Pressemitteilung: Hassemer und die
Ehrenmorde
- Anmerkungen zu Verbotsirrtum und Straffreiheit -
(Kirche zum Mitreden, 14.05.2009)
Der ehemalige Vizepräsident des Bundesverfassungsgerichts, Prof.
Dr. Dr. h.c. mult. Winfried Hassemer, äußerte sich
kürzlich z.Th. "Ehrenmorde" ("Folter gedeiht im Dunkeln", Spiegel
Online, 13.05.2009): [Hassemer] "Ich finde, bei einer derartigen Tat
müssen auch der soziale Kontext und die Sozialisation des
Täters bedacht werden. Er lebt vermutlich nach anderen sozialen
Mustern. Deshalb muss man auch einen Verbotsirrtum in Erwägung
ziehen. [Spiegel] "Das heißt, wer von einem Verbot nichts
weiß, geht straffrei aus. Wer es hätte kennen können,
aber nicht gekannt hat, bekommt ein milderes Urteil." [Hassemer]
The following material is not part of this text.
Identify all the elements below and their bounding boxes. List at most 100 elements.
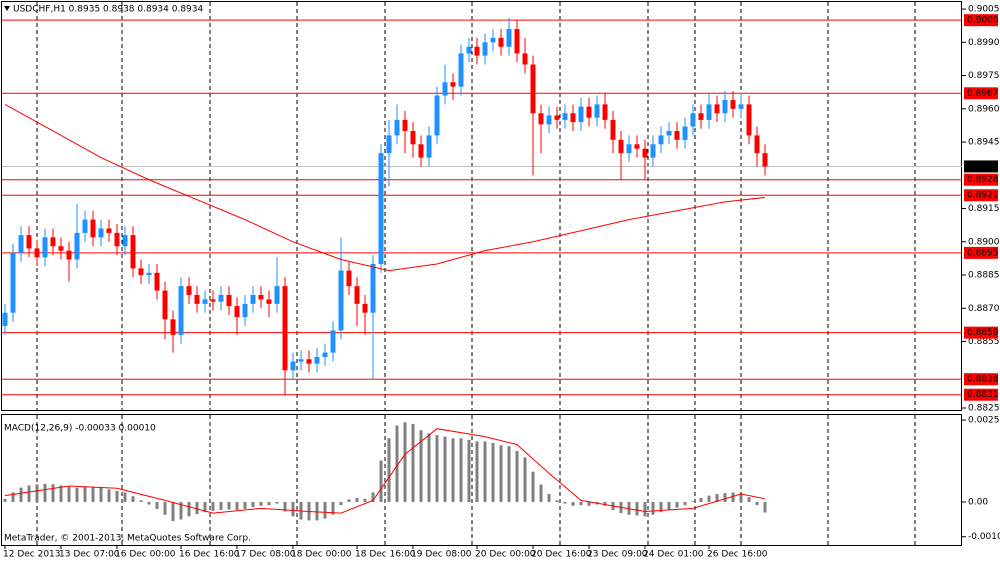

"Genau. Ich denke, diese Frage muss man bei sogenannten Ehrenmorden
beantworten."
Zu den Begriffen:
1. Verbotsirrtum: S. § 17 StGB: "Fehlt dem Täter bei Begehung
der Tat die Einsicht, Unrecht zu tun, so handelt er ohne Schuld, wenn
er diesen Irrtum nicht vermeiden konnte. Konnte der Täter den
Irrtum vermeiden, so kann die Strafe nach § 49 Abs. 1 StGB
gemildert werden." Cf. Tatbestandsirrtum, § 16 StGB. Die
Vermeidbarkeit des Irrtums ist also entscheidend, während im
allgemeinen gilt: Unwissenheit schützt vor Strafe nicht.
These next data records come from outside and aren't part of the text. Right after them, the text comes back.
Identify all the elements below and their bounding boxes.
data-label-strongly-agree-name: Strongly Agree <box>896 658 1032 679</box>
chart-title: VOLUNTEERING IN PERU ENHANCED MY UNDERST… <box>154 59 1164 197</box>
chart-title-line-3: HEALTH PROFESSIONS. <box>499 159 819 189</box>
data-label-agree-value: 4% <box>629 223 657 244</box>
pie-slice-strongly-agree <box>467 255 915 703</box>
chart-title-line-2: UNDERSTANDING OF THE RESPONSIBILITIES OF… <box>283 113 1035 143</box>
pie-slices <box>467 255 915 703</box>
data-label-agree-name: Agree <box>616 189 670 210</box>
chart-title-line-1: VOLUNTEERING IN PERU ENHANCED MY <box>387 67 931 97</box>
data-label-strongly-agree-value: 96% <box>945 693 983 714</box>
2. Mord: Die Tötung eines anderen aus niederen Beweggründen
ist schon naturrechtlich und somit für jedermann evident verboten.
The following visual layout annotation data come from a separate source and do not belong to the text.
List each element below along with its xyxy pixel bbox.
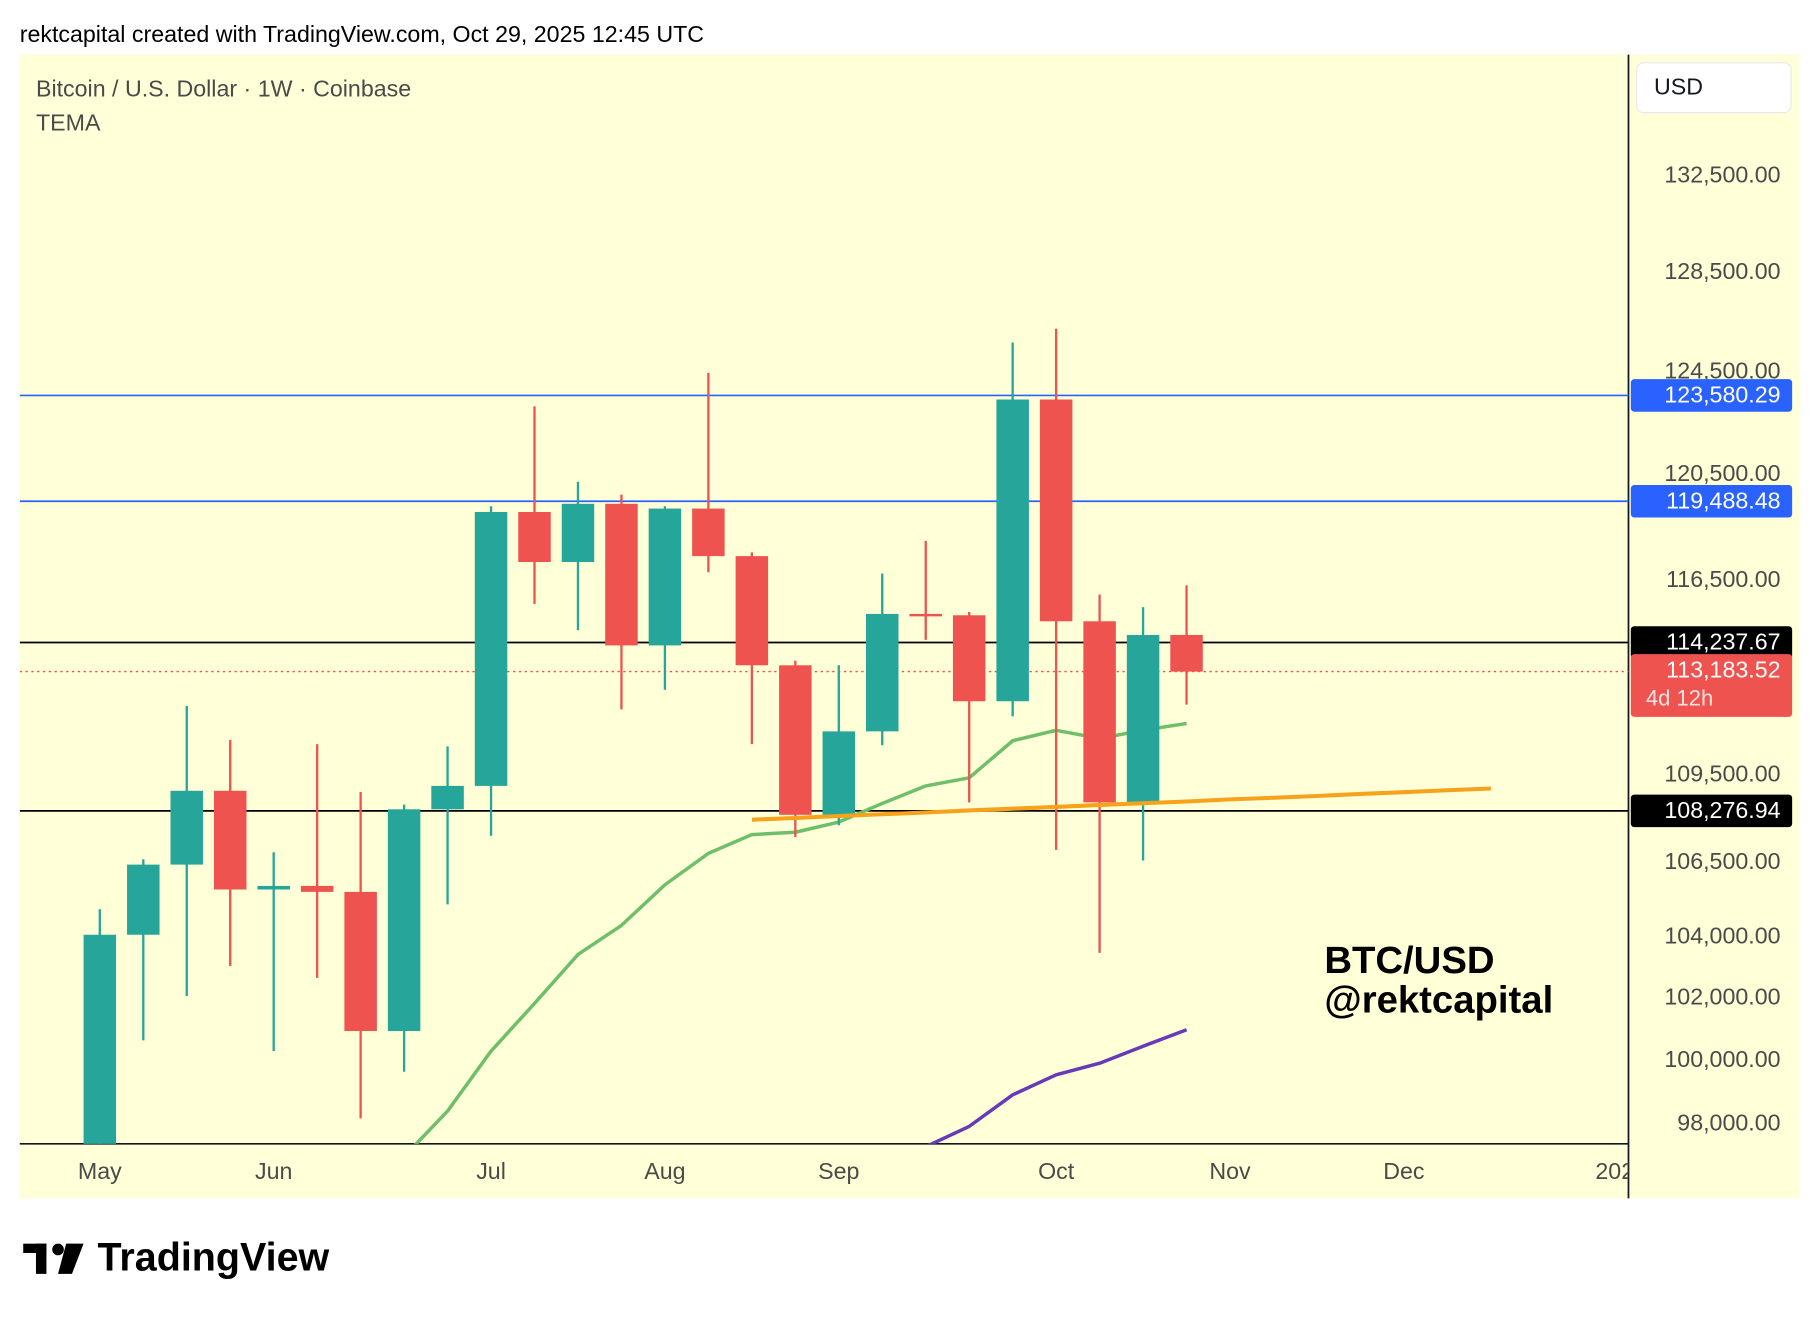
level-label: 119,488.48 [1666, 488, 1780, 514]
candle-body [83, 934, 117, 1144]
watermark: BTC/USD [1324, 939, 1494, 982]
currency[interactable]: USD [1654, 73, 1703, 99]
candle-body [474, 512, 508, 786]
time-axis: May Jun Jul Aug Sep Oct Nov Dec 2026 [78, 1158, 1647, 1184]
y-tick-label: 100,000.00 [1664, 1046, 1780, 1072]
candle-body [1126, 634, 1160, 803]
level-label-box [1630, 484, 1793, 518]
y-tick-label: 120,500.00 [1664, 460, 1780, 486]
candle-body [127, 864, 160, 935]
y-tick-label: 106,500.00 [1664, 848, 1780, 874]
y-tick-label: 124,500.00 [1664, 357, 1780, 383]
candle-body [344, 891, 377, 1032]
chart-bg [19, 54, 1800, 1199]
x-tick-label: Nov [1209, 1158, 1251, 1184]
candle-body [648, 508, 682, 646]
candle-body [1083, 621, 1116, 803]
level-label: 123,580.29 [1664, 382, 1780, 408]
level-label-box [1630, 379, 1793, 412]
candle-body [822, 731, 856, 815]
price-axis: 98,000.00 100,000.00 102,000.00 104,000.00 1… [1630, 162, 1793, 1135]
last-price-label: 113,183.52 [1666, 657, 1780, 683]
candle-body [735, 556, 769, 666]
candle-body [866, 613, 899, 732]
level-label: 114,237.67 [1666, 629, 1780, 655]
candle-body [300, 885, 334, 892]
plot-area [19, 328, 1629, 1144]
x-tick-label: Dec [1383, 1158, 1424, 1184]
x-tick-label: Jun [255, 1158, 292, 1184]
candle-body [518, 512, 551, 563]
y-tick-label: 104,000.00 [1664, 923, 1780, 949]
countdown: 4d 12h [1646, 685, 1713, 710]
x-tick-label: Jul [476, 1158, 506, 1184]
y-tick-label: 109,500.00 [1664, 761, 1780, 787]
y-tick-label: 116,500.00 [1666, 566, 1780, 592]
last-price-box [1630, 654, 1793, 717]
level-label-box [1630, 794, 1793, 828]
candle-body [692, 508, 725, 557]
y-tick-label: 132,500.00 [1664, 162, 1780, 188]
candle-body [605, 503, 638, 646]
candle-body [257, 885, 290, 890]
x-tick-label: Oct [1038, 1158, 1075, 1184]
chart-title: Bitcoin / U.S. Dollar · 1W · Coinbase [36, 76, 411, 102]
y-tick-label: 102,000.00 [1664, 984, 1780, 1010]
level-label-box [1630, 626, 1793, 659]
y-tick-label: 128,500.00 [1664, 258, 1780, 284]
x-tick-label: May [78, 1158, 122, 1184]
currency-box[interactable] [1636, 62, 1792, 114]
watermark: @rektcapital [1324, 978, 1553, 1021]
x-tick-label: 2026 [1595, 1158, 1647, 1184]
candle-body [909, 613, 942, 617]
level-label: 108,276.94 [1664, 797, 1780, 823]
candle-body [561, 503, 595, 563]
candle-body [170, 790, 204, 865]
candle-body [213, 790, 247, 890]
footer-logo: TradingView [98, 1235, 330, 1279]
candle-body [1170, 634, 1203, 672]
y-tick-label: 98,000.00 [1677, 1109, 1780, 1135]
trendline [751, 786, 1491, 822]
candle-body [387, 809, 421, 1032]
candle-body [1039, 399, 1073, 622]
indicator-name: TEMA [36, 109, 101, 135]
candle-body [431, 785, 464, 810]
candle-body [779, 665, 812, 815]
x-tick-label: Sep [818, 1158, 859, 1184]
logo-mark [23, 1243, 84, 1274]
header: rektcapital created with TradingView.com… [20, 21, 704, 47]
x-tick-label: Aug [644, 1158, 685, 1184]
candle-body [996, 399, 1029, 702]
candle-body [952, 615, 986, 702]
indicator-line [927, 1028, 1188, 1144]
Die direkte Tötung eines Unschuldigen ist immer unerlaubt, und
selbst für eine mögliche erlaubte Tötung von Schuldigen
gelten sehr strenge Auflagen (z.B. Notwehr). Schon wegen der Evidenz
des Naturrechts ist also Strafmilderung oder gar Straffreiheit hier
ausgeschlossen. Zudem kann niemand ignorieren, dass Mord öfters
bestraft wird.
Aus dem Justiz-Alltag:
1. Abtreibung: Abtreibung ist naturrechtlich immer Mord, bleibt aber in
der BRD fast immer straffrei; hingegen ist es laut BRD strafbar,
Abtreibung als Mord zu bezeichnen.
2. Beleidigung: Der ehrenamtliche Richter Dr.rer.pol.habil. Dr.phil.
Richard Albrecht erläuterte dazu ("Beleidigung" als justitielles
Konstrukt von Verfolgerbehörden, 2005): "Solange 'Beleidigung'
nicht im Strafgesetz definiert ist, kann 'Beleidigung' gar nicht
rechtserheblich ('justitiabel') sein. Jedem angeblichen Beleidiger
muß entsprechend des Hinweises im Strafgesetzbuch auf
'Verbotsirrtum' (StGB § 17) 'die Einsicht, Unrecht zu tun',
fehlen. Wer aber 'ohne Schuld handelt', darf nach Recht und (Straf-)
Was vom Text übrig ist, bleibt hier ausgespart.